Mais la condition préliminaire est “ l’obéissance aux commandements de
Dieu ” (Postc.).
L’Église désire que nous prenions place dans le récit
évangélique, comme si nous le vivions en nous-mêmes. D’où ces antiennes
directrices : “ Il y avait un officier du roi dont le fils était malade à
Capharnaüm. Ayant entendu dire que Jésus venait en Galilée, il le pria de guérir
son fils” (ant. de Bened.),. “ Le père reconnut que c’était à cette
heure que Jésus avait dit : Ton fils vit ; et il crut, lui et toute
sa maison” (ant. de Magn.). Nous voyons de nouveau ici l’intention de
l’Église ; elle nous fait chanter, au commencement et à la fin du jour, le
commencement et la fin du récit de la guérison ; la journée tout entière
est donc consacrée à ce mystère.
2. Le psaume 136. — Il y a peu
de psaumes dans tout le psautier qui puissent faire, à la première lecture, une
impression aussi profonde que celui-ci. Ce psaume est une élégie
saisissante :
Sur les bords des fleuves de Babylone nous
étions assis et nous pleurions, tandis que nous évoquions ton souvenir, Sion.
Là, nous avions suspendu aux saules nos harpes.
Là, nos geôliers nous demandaient de chanter de
joyeux cantiques ;
Nos oppresseurs
nous harcelaient : : “ Chantez-nous un cantique de Sion ! ”
“ Comment chanterions-nous un cantique de Dieu
sur une terre étrangère ? ”
Si je viens à t’oublier jamais, Jérusalem, que
ma droite se dessèche ;
Que ma langue s’attache à mon palais, si je
cesse de penser à toi, Si Jérusalem n’est plus au premier rang de mes joies.
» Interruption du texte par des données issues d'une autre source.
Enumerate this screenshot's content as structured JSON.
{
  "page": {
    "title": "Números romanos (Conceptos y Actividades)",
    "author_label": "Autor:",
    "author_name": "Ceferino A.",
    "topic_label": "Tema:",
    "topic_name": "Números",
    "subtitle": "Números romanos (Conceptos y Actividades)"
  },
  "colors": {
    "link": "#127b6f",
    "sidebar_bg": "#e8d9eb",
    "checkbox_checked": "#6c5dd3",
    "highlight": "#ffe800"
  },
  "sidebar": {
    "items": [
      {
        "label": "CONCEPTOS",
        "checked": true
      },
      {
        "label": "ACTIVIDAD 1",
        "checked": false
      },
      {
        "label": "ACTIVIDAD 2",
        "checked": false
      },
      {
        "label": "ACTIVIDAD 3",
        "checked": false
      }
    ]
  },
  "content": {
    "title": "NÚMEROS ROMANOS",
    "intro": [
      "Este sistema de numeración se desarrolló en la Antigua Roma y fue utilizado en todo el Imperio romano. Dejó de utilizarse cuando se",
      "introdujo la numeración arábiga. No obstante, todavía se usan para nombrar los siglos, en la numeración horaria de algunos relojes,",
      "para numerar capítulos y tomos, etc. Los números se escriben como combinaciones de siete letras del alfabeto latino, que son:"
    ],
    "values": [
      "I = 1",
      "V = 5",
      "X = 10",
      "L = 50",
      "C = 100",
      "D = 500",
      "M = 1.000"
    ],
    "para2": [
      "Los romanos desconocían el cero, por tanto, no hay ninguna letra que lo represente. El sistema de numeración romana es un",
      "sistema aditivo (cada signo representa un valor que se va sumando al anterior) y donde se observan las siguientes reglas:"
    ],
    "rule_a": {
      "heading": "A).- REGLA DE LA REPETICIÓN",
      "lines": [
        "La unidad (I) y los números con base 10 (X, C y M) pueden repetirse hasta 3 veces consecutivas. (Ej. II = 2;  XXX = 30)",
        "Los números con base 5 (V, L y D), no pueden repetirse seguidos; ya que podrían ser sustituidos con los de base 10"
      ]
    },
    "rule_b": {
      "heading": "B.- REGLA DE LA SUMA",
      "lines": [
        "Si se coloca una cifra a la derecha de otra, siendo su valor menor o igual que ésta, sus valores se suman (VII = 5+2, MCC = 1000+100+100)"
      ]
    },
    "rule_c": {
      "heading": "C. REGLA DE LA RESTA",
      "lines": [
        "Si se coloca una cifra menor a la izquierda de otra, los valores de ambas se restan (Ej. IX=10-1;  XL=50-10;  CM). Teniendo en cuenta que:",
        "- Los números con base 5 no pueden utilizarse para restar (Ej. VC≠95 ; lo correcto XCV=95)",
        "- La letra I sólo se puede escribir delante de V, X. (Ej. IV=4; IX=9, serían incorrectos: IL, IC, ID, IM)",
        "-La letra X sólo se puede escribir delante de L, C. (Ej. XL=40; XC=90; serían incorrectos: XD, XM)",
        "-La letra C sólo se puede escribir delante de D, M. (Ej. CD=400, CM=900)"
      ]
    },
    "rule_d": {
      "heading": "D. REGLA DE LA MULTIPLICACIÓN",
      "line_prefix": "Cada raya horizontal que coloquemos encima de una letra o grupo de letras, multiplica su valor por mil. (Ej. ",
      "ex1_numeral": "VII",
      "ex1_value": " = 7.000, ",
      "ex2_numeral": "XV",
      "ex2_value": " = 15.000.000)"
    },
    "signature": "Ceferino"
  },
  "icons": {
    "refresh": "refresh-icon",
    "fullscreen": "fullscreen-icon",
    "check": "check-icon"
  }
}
N’oublie pas, Seigneur, les cris qu’ont poussés
les enfants d’Édom au jour du malheur de Jérusalem :
“ Détruis-la,
détruis-la jusque dans ses fondements ! ”
Et toi, fille de Babylone, vouée au malheur,
heureux qui te rendra ce que tu nous as fait ;
Bénis celui qui saisira tes petits enfants , et
le brisera contre les rochers.
Nous nous rendons en esprit à Babylone ; nous voyons,
sur les bords de l’Euphrate une foule de Juifs qui se rassemblent pour prier.
Nous voyons aussi les chantres qui exécutaient jadis leurs chants au Temple de
Jérusalem pendant la célébration du service divin ; ils sont assis, tout
tristes, au bord du fleuve (c’est là que les Juifs faisaient leurs ablutions
avant la prière et, à l’étranger, ils priaient volontiers auprès d’un fleuve).
Ils sont là pour commencer le service divin par un chant, un cantique de Sion,
comme ils disent volontiers. Pourtant non, ils n’y parviennent pas. Muets de
tristesse, les joues baignées de larmes, ils portent leur souvenir vers le
Temple, vers la montagne de Sion à Jérusalem, et ils suspendent leurs harpes
aux saules. Les cantiques des Juifs étaient connus et célèbres au loin ;
c’est pourquoi les habitants de Babylone harcèlent les captifs : “
Chantez-nous donc un de vos beaux cantiques de Sion ! ” Mais non, aucun
Juif ne pouvait s’y résigner : “ Comment pourrions-nous chanter un cantique
de Dieu sur la terre étrangère, sur la terre d’exil ? ” Puis l’un d’entre
eux lève la main en signe de serment et s’écrie bien haut : “ Si je
t’oublie jamais, Jérusalem, que ma main se dessèche ; que ma langue
s’attache à mon palais, si je ne me souviens pas toujours de toi, si Jérusalem
n’est pas au premier rang de mes joies. ” Et maintenant nous le voyons tendre
le poing aux complices de ses ennemis, les Edomites, ses compatriotes qui ont
excité les Babyloniens : “ Détruisez donc Jérusalem de fond en
comble ! ” Puis le Juif tend les deux poings à Babylone et vocifère une
terrible malédiction : “ Béni celui qui saisira tes petits enfants et leur
brisera la tête contre les rochers. ” Tel est le contenu du psaume 136 que
l’Église nous fait chanter aujourd’hui à la messe. Comment utiliser ce psaume
pour notre prière ? Notre vie ressemble aussi à un exil. Le ciel est notre
patrie, la terre est un lieu d’exil. Et en ce moment, pendant l’automne
liturgique, l’Église nous invite justement à diriger tous nos désirs vers le
ciel. Notre Jérusalem est la céleste Sion où nous serons unis pour toujours au
Christ et à tous les saints. Alors nous devons avoir au cœur la même nostalgie
que celle qu’ont exprimée dans leur psaume les Juifs exilés. Le psaume est donc
le chant de notre nostalgie pour la céleste patrie.